USD 0,0000
EUR 0,0000
USD/EUR 0,00
ALTIN 000,00
BİST 0.000

NANKÖRLÜK ETMEYİN LAN !

03-02-2022
AAAHHH aaahhh ah ve de VAAAAHHH vaaahhh vah !
Ve VEYL olsun, o zamanları UNUTANLARA !
SEFÂLET günlerindeydik, MAHRÛMİYET içerisindeydik.
ELEKTRİK henüz Türkiye’ye gelmediği için MUM ve GAZ LAMBASI yakıyorduk ki, lambada yakacağımız GAZ da her zaman bulunmadığı için çoğunlukla MUM ışığıyla aydınlanıyorduk.
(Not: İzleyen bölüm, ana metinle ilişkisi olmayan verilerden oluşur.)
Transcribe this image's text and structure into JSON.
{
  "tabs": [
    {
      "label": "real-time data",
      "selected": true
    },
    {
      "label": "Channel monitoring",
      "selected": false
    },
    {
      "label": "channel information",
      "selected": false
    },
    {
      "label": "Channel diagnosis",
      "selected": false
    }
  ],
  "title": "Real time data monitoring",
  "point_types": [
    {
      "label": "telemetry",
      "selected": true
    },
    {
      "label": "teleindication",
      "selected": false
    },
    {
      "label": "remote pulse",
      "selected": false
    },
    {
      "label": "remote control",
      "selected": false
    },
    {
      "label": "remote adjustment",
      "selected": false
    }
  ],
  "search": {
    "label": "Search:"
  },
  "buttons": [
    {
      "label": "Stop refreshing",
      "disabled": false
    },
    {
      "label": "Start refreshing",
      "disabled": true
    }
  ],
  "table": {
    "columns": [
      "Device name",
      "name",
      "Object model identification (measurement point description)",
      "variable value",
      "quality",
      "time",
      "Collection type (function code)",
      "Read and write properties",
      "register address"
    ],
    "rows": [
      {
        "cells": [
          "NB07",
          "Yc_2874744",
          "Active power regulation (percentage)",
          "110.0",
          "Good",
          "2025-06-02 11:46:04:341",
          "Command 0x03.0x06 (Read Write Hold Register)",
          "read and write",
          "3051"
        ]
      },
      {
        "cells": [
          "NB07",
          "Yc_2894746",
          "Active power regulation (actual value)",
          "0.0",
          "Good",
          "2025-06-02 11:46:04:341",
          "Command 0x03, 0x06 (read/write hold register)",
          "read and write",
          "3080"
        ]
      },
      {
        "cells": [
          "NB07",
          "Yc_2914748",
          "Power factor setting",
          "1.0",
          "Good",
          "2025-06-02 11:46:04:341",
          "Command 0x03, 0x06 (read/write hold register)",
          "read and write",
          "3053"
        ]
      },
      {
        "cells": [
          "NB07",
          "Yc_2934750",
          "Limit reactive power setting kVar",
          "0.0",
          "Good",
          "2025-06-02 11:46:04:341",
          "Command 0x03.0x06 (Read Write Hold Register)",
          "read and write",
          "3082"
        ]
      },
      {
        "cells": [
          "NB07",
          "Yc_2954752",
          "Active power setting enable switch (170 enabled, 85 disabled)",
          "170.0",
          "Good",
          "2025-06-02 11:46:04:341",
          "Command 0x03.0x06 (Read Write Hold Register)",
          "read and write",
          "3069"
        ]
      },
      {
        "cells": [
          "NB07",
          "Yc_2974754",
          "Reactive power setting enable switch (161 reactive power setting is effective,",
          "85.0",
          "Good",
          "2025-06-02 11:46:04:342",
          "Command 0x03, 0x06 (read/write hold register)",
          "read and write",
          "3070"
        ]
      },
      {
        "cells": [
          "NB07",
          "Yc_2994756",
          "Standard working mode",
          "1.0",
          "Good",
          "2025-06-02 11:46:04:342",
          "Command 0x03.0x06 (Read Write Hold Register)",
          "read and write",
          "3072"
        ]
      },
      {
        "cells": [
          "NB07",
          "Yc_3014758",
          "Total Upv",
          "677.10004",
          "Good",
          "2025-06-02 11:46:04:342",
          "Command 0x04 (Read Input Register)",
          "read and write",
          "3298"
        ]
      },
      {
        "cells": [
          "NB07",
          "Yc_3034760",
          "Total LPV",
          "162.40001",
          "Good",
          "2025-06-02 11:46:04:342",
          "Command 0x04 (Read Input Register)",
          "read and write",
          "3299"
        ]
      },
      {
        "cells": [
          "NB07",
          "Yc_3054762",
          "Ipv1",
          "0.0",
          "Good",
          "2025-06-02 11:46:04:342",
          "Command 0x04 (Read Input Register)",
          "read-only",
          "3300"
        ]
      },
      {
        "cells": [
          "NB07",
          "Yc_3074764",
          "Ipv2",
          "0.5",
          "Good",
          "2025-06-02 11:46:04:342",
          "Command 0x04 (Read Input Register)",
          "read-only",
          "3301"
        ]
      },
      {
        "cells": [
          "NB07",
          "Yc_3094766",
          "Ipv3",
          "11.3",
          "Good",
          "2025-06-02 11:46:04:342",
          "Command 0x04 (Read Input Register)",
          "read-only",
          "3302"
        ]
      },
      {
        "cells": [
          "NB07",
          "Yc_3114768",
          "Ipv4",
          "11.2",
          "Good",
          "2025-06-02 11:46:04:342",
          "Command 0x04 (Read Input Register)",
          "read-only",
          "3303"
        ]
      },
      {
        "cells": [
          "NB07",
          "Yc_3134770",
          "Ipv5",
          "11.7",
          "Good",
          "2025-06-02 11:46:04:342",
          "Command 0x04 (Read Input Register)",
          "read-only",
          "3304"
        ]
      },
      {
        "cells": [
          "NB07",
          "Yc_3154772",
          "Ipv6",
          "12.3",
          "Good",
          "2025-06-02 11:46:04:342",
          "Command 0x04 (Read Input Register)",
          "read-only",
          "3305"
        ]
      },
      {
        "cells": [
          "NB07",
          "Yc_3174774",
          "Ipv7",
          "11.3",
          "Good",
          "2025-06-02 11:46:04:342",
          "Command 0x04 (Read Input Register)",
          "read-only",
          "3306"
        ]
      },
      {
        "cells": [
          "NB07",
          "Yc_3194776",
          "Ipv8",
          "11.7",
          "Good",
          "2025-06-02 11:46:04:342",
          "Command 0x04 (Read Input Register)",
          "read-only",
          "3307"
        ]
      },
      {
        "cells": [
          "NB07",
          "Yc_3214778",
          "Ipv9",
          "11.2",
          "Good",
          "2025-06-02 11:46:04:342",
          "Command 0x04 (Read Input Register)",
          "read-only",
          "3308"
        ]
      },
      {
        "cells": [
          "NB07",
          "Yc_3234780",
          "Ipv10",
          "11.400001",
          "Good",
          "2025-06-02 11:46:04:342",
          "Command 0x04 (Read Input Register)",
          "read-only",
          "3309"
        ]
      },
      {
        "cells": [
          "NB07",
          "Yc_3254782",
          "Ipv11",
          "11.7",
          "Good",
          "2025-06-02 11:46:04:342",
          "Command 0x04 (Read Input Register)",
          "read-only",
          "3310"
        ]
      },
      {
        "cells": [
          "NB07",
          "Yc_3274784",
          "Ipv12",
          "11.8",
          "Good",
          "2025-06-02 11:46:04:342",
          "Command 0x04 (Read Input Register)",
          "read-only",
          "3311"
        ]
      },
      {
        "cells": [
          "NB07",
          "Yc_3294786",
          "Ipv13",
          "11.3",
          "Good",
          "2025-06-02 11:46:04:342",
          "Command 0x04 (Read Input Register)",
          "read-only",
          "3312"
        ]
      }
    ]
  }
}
Tabii ki, DOĞAL GAZ da yoktu; isli pisli linyit kömürü yakarak ısınıyorduk.
CEP telefonu falan görmemiştik.
MANYETOLU denilen kollu ev telefonları vardı. Önce SANTRAL çıkıyordu karşımıza, sonra Santral aracılığıyla istediğimiz telefona bağlanıyorduk.
ELEKTRİK olmadığı için TELEVİZYONLAR da yoktu.
Ancak lüküs Cafelerde ve çok lüküs otel salonlarında jeneratör ile çalışan siyah-beyaz TeVe’ler vardı. Bu TeVe’lerde, yabancı memleketlerdeki insanların ellerinde küçücük şeylerle konuştuklarını gördükçe HAYRETİMİZ ŞAŞARDI, aklımız karışırdı.
HEYHÂT, ne çabuk unutuldu o günler de, şimdi içinde bulunduğumuz REFAH günleri İNKÂR edilir oldu !?
Neyse ki, ben o NANKÖRLERDEN değilim de, ŞAHSIM olarak yaşadığım HAKİKİ bi hadiseyi size anlatıp HAFIZALARINIZA ve VİCDANLARINIZA sesleneceğim:
2001 yılının yine böyle bir KANDİL gecesiydi; çok soğuk bi geceydi.
O zamanlar, ATATÜRK kapattığı için CAMİ falan yoktu, İNÖNÜ de oraları DEPO yapmıştı.
İMAM mektepleri de olmadığı için İMAM da yetiştirilmiyordu.
Bu yüzden NAMAZ falan bilmediğimiz gibi KANDİL gibi KUTSAL günleri de bilmiyorduk.
CÜBBELİ Ahmet Mahmut (çok) Ünlü gibi, Nihat NAKİTOĞLU gibi DİN âlimleri de yoktu.
Bu sebeble neyin MEKRÛH neyin MUBÂH olduğunu ve mesela bu (alkollü) MÜSKİRÂT cinsi içeceklerin hangisinin DİNİMİZE muhalif ve GÜNAH olduğunu da bilemiyorduk.
Bizim mahalle arkadaşlarıyla (Samur sokaktaki) SEDAT’ın evinde toplanmıştık.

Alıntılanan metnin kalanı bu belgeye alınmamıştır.